Market Overview

Prediction markets are currently assessing a 4.5% chance that President Donald Trump will cease to hold office by mid-2026 through permanent removal. The market distinguishes carefully between temporary and permanent loss of office, excluding scenarios such as temporary 25th Amendment invocations or impeachment without conviction. The probability has ticked down slightly from 5.5% a day prior, reflecting modest trader adjustments. At $3.17 million in 24-hour volume, the market shows meaningful engagement, though the low odds suggest traders broadly expect Trump to serve through the specified period.

Why It Matters

The potential removal of a sitting president is among the rarest political events in U.S. history, with no president ever convicted and removed via impeachment.
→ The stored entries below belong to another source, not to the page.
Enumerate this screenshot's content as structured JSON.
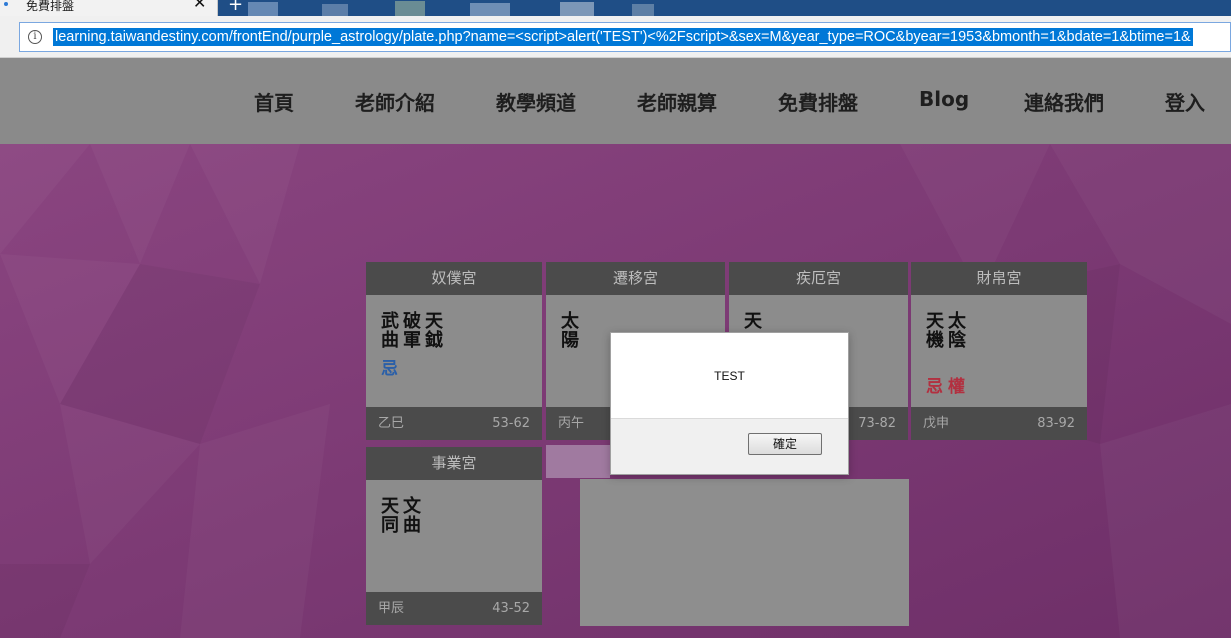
{
  "browser": {
    "tab_title": "免費排盤",
    "tab_close": "✕",
    "new_tab": "+",
    "url": "learning.taiwandestiny.com/frontEnd/purple_astrology/plate.php?name=<script>alert('TEST')<%2Fscript>&sex=M&year_type=ROC&byear=1953&bmonth=1&bdate=1&btime=1&"
  },
  "nav": {
    "items": [
      "首頁",
      "老師介紹",
      "教學頻道",
      "老師親算",
      "免費排盤",
      "Blog",
      "連絡我們",
      "登入"
    ]
  },
  "palaces": [
    {
      "name": "奴僕宮",
      "stars": [
        "武曲",
        "破軍",
        "天鉞"
      ],
      "mutations": [
        "忌"
      ],
      "mutation_color": "blue",
      "ganzhi": "乙巳",
      "ages": "53-62"
    },
    {
      "name": "遷移宮",
      "stars": [
        "太陽"
      ],
      "mutations": [],
      "ganzhi": "丙午",
      "ages": ""
    },
    {
      "name": "疾厄宮",
      "stars": [
        "天"
      ],
      "mutations": [],
      "ganzhi": "",
      "ages": "73-82"
    },
    {
      "name": "財帛宮",
      "stars": [
        "天機",
        "太陰"
      ],
      "mutations": [
        "忌",
        "權"
      ],
      "mutation_color": "red",
      "ganzhi": "戊申",
      "ages": "83-92"
    },
    {
      "name": "事業宮",
      "stars": [
        "天同",
        "文曲"
      ],
      "mutations": [],
      "ganzhi": "甲辰",
      "ages": "43-52"
    }
  ],
  "dialog": {
    "message": "TEST",
    "ok_label": "確定"
  },
  "colors": {
    "background": "#7a3a72",
    "nav": "#8a8a8a",
    "cell": "#8c8c8c",
    "cell_bar": "#4b4b4b",
    "mutation_blue": "#2a5fa8",
    "mutation_red": "#b23040"
  }
}
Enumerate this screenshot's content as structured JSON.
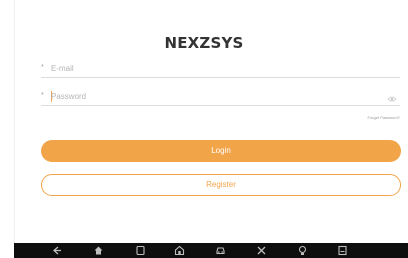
{
  "app": {
    "title": "NEXZSYS"
  },
  "form": {
    "email": {
      "required_mark": "*",
      "value": "",
      "placeholder": "E-mail"
    },
    "password": {
      "required_mark": "*",
      "value": "",
      "placeholder": "Password",
      "toggle_icon": "eye-icon"
    },
    "forget_label": "Forget Password?"
  },
  "buttons": {
    "login_label": "Login",
    "register_label": "Register"
  },
  "nav_bar": {
    "icons": [
      "back-icon",
      "home-icon",
      "recent-apps-icon",
      "house-icon",
      "car-icon",
      "tools-icon",
      "bulb-icon",
      "screenshot-icon"
    ]
  },
  "colors": {
    "accent": "#f2a449",
    "nav_bar_bg": "#0e0e0e",
    "title": "#333333",
    "placeholder": "#b4b4b4"
  }
}
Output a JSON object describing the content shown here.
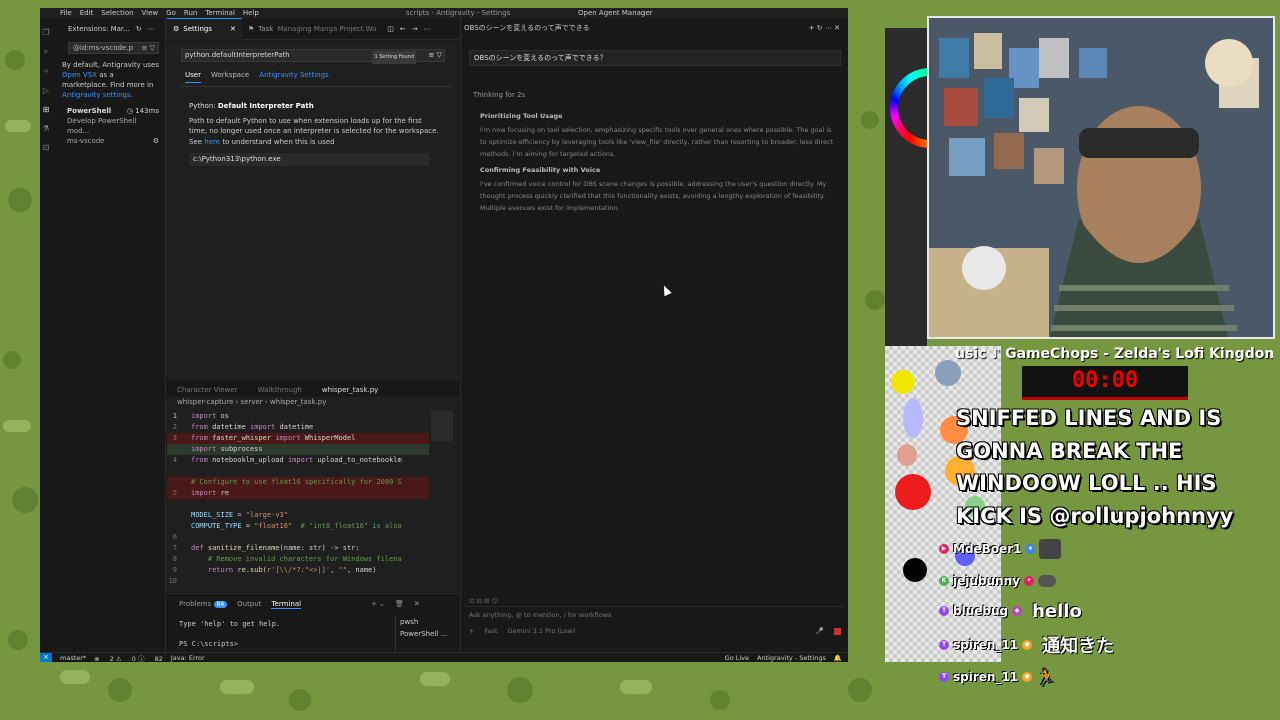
{
  "ide": {
    "menu": [
      "File",
      "Edit",
      "Selection",
      "View",
      "Go",
      "Run",
      "Terminal",
      "Help"
    ],
    "title": "scripts - Antigravity - Settings",
    "agent_manager": "Open Agent Manager"
  },
  "extensions": {
    "header": "Extensions: Mar...",
    "search_value": "@id:ms-vscode.p",
    "note_prefix": "By default, Antigravity uses",
    "note_link": "Open VSX",
    "note_mid": "as a marketplace. Find more in",
    "note_link2": "Antigravity settings.",
    "item_name": "PowerShell",
    "item_time": "143ms",
    "item_desc": "Develop PowerShell mod...",
    "item_publisher": "ms-vscode"
  },
  "tabs": {
    "settings": "Settings",
    "task": "Task",
    "task_desc": "Managing Manga Project Workflo"
  },
  "settings": {
    "search_value": "python.defaultInterpreterPath",
    "found": "1 Setting Found",
    "scopes": [
      "User",
      "Workspace",
      "Antigravity Settings"
    ],
    "name_prefix": "Python:",
    "name": "Default Interpreter Path",
    "desc1": "Path to default Python to use when extension loads up for the first time, no longer used once an interpreter is selected for the workspace. See",
    "desc_link": "here",
    "desc2": "to understand when this is used",
    "value": "c:\\Python313\\python.exe"
  },
  "editor": {
    "tabs": [
      "Character Viewer",
      "Walkthrough",
      "whisper_task.py"
    ],
    "breadcrumb": "whisper-capture  ›  server  ›  whisper_task.py"
  },
  "panel": {
    "tabs": [
      "Problems",
      "Output",
      "Terminal"
    ],
    "problems_count": "84",
    "term_line1": "Type 'help' to get help.",
    "term_line2": "PS C:\\scripts>",
    "term_list": [
      "pwsh",
      "PowerShell ..."
    ]
  },
  "agent": {
    "title": "OBSのシーンを変えるのって声でできる",
    "prompt": "OBSのシーンを変えるのって声でできる？",
    "thinking": "Thinking for 2s",
    "sec1_title": "Prioritizing Tool Usage",
    "sec1_body": "I'm now focusing on tool selection, emphasizing specific tools over general ones where possible. The goal is to optimize efficiency by leveraging tools like 'view_file' directly, rather than resorting to broader, less direct methods. I'm aiming for targeted actions.",
    "sec2_title": "Confirming Feasibility with Voice",
    "sec2_body": "I've confirmed voice control for OBS scene changes is possible, addressing the user's question directly. My thought process quickly clarified that this functionality exists, avoiding a lengthy exploration of feasibility. Multiple avenues exist for implementation.",
    "input_placeholder": "Ask anything, @ to mention, / for workflows",
    "mode": "Fast",
    "model": "Gemini 3.1 Pro (Low)"
  },
  "statusbar": {
    "branch": "master*",
    "errors": "2",
    "warnings": "0",
    "info": "82",
    "java": "Java: Error",
    "golive": "Go Live",
    "settings": "Antigravity - Settings"
  },
  "overlay": {
    "music": "usic ♪ GameChops - Zelda's Lofi Kingdom",
    "timer": "00:00",
    "big_message": "SNIFFED LINES AND IS GONNA BREAK THE WINDOOW LOLL .. HIS KICK IS @rollupjohnnyy",
    "chat": [
      {
        "user": "MdeBoer1",
        "msg": ""
      },
      {
        "user": "jejubunny",
        "msg": ""
      },
      {
        "user": "bluebug",
        "msg": "hello"
      },
      {
        "user": "spiren_11",
        "msg": "通知きた"
      },
      {
        "user": "spiren_11",
        "msg": ""
      }
    ]
  },
  "colors": {
    "accent": "#3794ff",
    "timer_red": "#e00000",
    "status_blue": "#0078d4"
  }
}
This market distills the aggregate assessment of informed traders regarding multiple removal pathways—voluntary resignation, Senate conviction following impeachment, or a sustained 25th Amendment invocation requiring two-thirds congressional majorities. The 4.5% figure encodes trader views on the combined likelihood of these scenarios over approximately 18 months, serving as a gauge of political stability expectations and perceived constitutional risk.

Key Factors

Several structural elements support the low probability. Impeachment and removal require supermajority support in the Senate, a threshold seldom met in a polarized Congress. A sustained 25th Amendment Section 4 invocation faces identical mathematical hurdles. Voluntary resignation appears unlikely absent extraordinary circumstances. However, the market does price non-zero risk, reflecting awareness that unforeseen developments—serious health crises, criminal legal exposure, or dramatic political shifts—could alter the calculus. Trump's first impeachment trial resulted in acquittal; this historical precedent may anchor trader expectations toward low removal odds.

Outlook

Barring significant new developments in criminal proceedings, health concerns, or an unexpected political realignment in Congress, the market is likely to remain in the 3-6% range, reflecting baseline structural barriers to presidential removal. Any announcement of resignation would trigger immediate \"Yes\" resolution per market rules, whereas impeachment proceedings would extend the timeline and likely increase implied probability as conviction prospects became clearer. Traders appear to view this scenario as a tail risk rather than a base case, consistent with the rarity of U.S. presidential removal.